Although many nonintegral membrane proteins have been localized to the TJ by electron microscopy or immunofluorescence (Stevenson and Keon, 1998), their contributions to the structure and function of TJs are unknown. ZO-1 is the first such protein to be identified (Stevenson et al., 1986). In addition to its localization at the TJ, ZO-1 is also found at adherens junctions in cells lacking TJs (Itoh et al., 1991; Howarth et al., 1992). ZO-1 is the defining member of a family of ZO proteins that includes ZO-2 (Beatch et al., 1996) and ZO-3 (Haskins et al., 1998). All of the ZO proteins belong to a larger superfamily of proteins known as the membrane-associated guanylate kinase (MAGuK) family (Anderson and Van Itallie, 1995; Kim, 1995; Anderson, 1996). MAGuK proteins are composed of domains that include: 1) three PDZ domains, which are 90-amino-acid protein–protein binding domains with a repeating GLGF sequence (Cho et al., 1992); 2) an Src homology 3 domain shown in other proteins to bind proline-rich regions (Ren et al., 1993); and 2) a guanylate kinase (GuK) domain that may be enzymatically inactive (Willott et al., 1993). The ZO proteins also contain proline-rich C termini varying in length from 145 to 954 amino acids.

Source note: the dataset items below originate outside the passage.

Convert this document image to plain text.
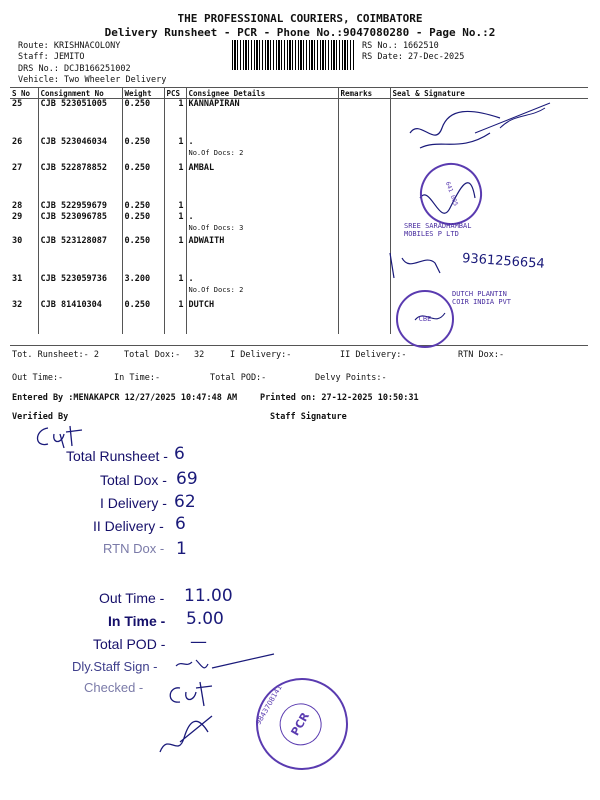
THE PROFESSIONAL COURIERS, COIMBATORE
Delivery Runsheet - PCR - Phone No.:9047080280 - Page No.:2
Route: KRISHNACOLONY
Staff: JEMITO
DRS No.: DCJB166251002
Vehicle: Two Wheeler Delivery
RS No.: 1662510
RS Date: 27-Dec-2025
S No	Consignment No	Weight	PCS	Consignee Details	Remarks	Seal & Signature
25	CJB 523051005	0.250	1	KANNAPIRAN		
26	CJB 523046034	0.250	1	.
No.Of Docs: 2		

27	CJB 522878852	0.250	1	AMBAL		
28	CJB 522959679	0.250	1			
29	CJB 523096785	0.250	1	.
No.Of Docs: 3		

30	CJB 523128087	0.250	1	ADWAITH		
31	CJB 523059736	3.200	1	.
No.Of Docs: 2		

32	CJB 81410304	0.250	1	DUTCH		
641 005
SREE SARADHAMBAL MOBILES P LTD
9361256654
CBE
DUTCH PLANTIN COIR INDIA PVT
Tot. Runsheet:- 2	Total Dox:- 32	I Delivery:-	II Delivery:-	RTN Dox:-
Out Time:-	In Time:-	Total POD:-	Delvy Points:-
Entered By :MENAKAPCR 12/27/2025 10:47:48 AM	Printed on: 27-12-2025 10:50:31
Verified By	Staff Signature
Total Runsheet - 6
Total Dox - 69
I Delivery - 62
II Delivery - 6
RTN Dox - 1
Out Time - 11.00
In Time - 5.00
Total POD - —
Dly.Staff Sign -
Checked -
PCR
9843708141
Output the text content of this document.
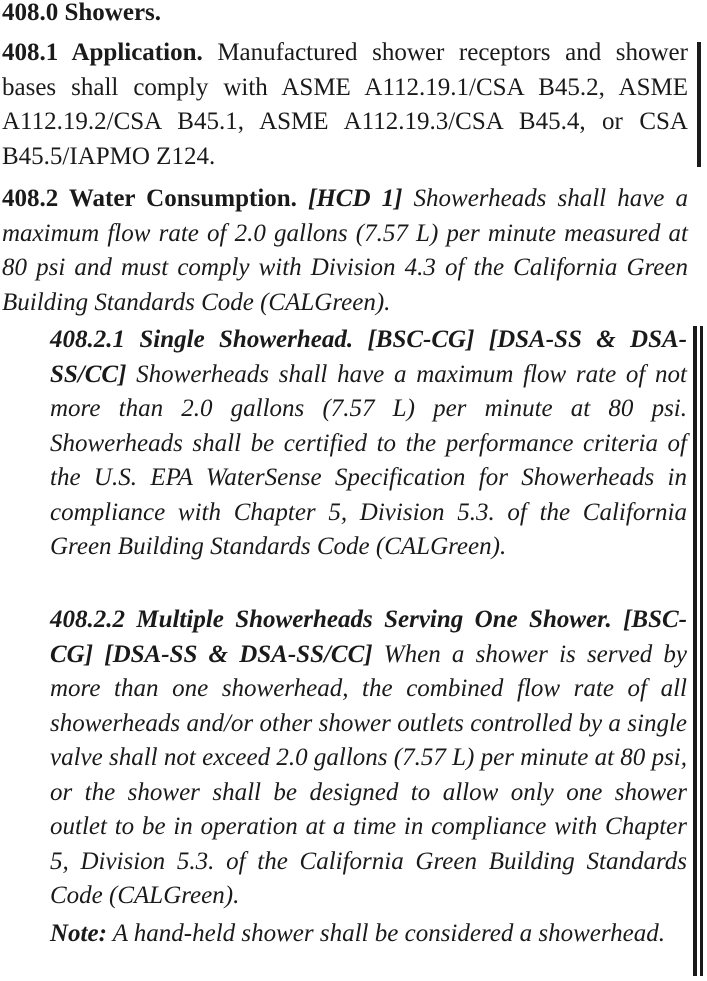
408.0 Showers.
408.1 Application. Manufactured shower receptors and shower bases shall comply with ASME A112.19.1/CSA B45.2, ASME A112.19.2/CSA B45.1, ASME A112.19.3/CSA B45.4, or CSA B45.5/IAPMO Z124.
408.2 Water Consumption. [HCD 1] Showerheads shall have a maximum flow rate of 2.0 gallons (7.57 L) per minute measured at 80 psi and must comply with Division 4.3 of the California Green Building Standards Code (CALGreen).
408.2.1 Single Showerhead. [BSC-CG] [DSA-SS & DSA-SS/CC] Showerheads shall have a maximum flow rate of not more than 2.0 gallons (7.57 L) per minute at 80 psi. Showerheads shall be certified to the performance criteria of the U.S. EPA WaterSense Specification for Showerheads in compliance with Chapter 5, Division 5.3. of the California Green Building Standards Code (CALGreen).
408.2.2 Multiple Showerheads Serving One Shower. [BSC-CG] [DSA-SS & DSA-SS/CC] When a shower is served by more than one showerhead, the combined flow rate of all showerheads and/or other shower outlets controlled by a single valve shall not exceed 2.0 gallons (7.57 L) per minute at 80 psi, or the shower shall be designed to allow only one shower outlet to be in operation at a time in compliance with Chapter 5, Division 5.3. of the California Green Building Standards Code (CALGreen).
Note: A hand-held shower shall be considered a showerhead.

The function of ZO-1 is unknown. Other MAGuK family members have been shown to play roles in clustering receptors or channels in the plasma membrane (Kim et al., 1995), and some PDZ domains have been shown to bind to consensus motifs at the absolute C termini of polypeptides (Songyang et al., 1997). In vitro studies have suggested functions for various domains of ZO-1. For example, the N terminus containing the PDZ and GuK domains targets to cell borders when exogenously expressed in both epithelial and nonepithelial cells, whereas the proline-rich C terminus associates with actin filaments and actin-rich structures (Itoh et al., 1997; Fanning et al., 1998). In addition, these studies revealed domains of ZO-1 that are involved in interactions with ZO-2 and ZO-3 and that the GuK domain interacts with occludin (Itoh et al., 1997; Fanning et al., 1998). It remains unclear whether these interactions are necessary for TJ assembly or function.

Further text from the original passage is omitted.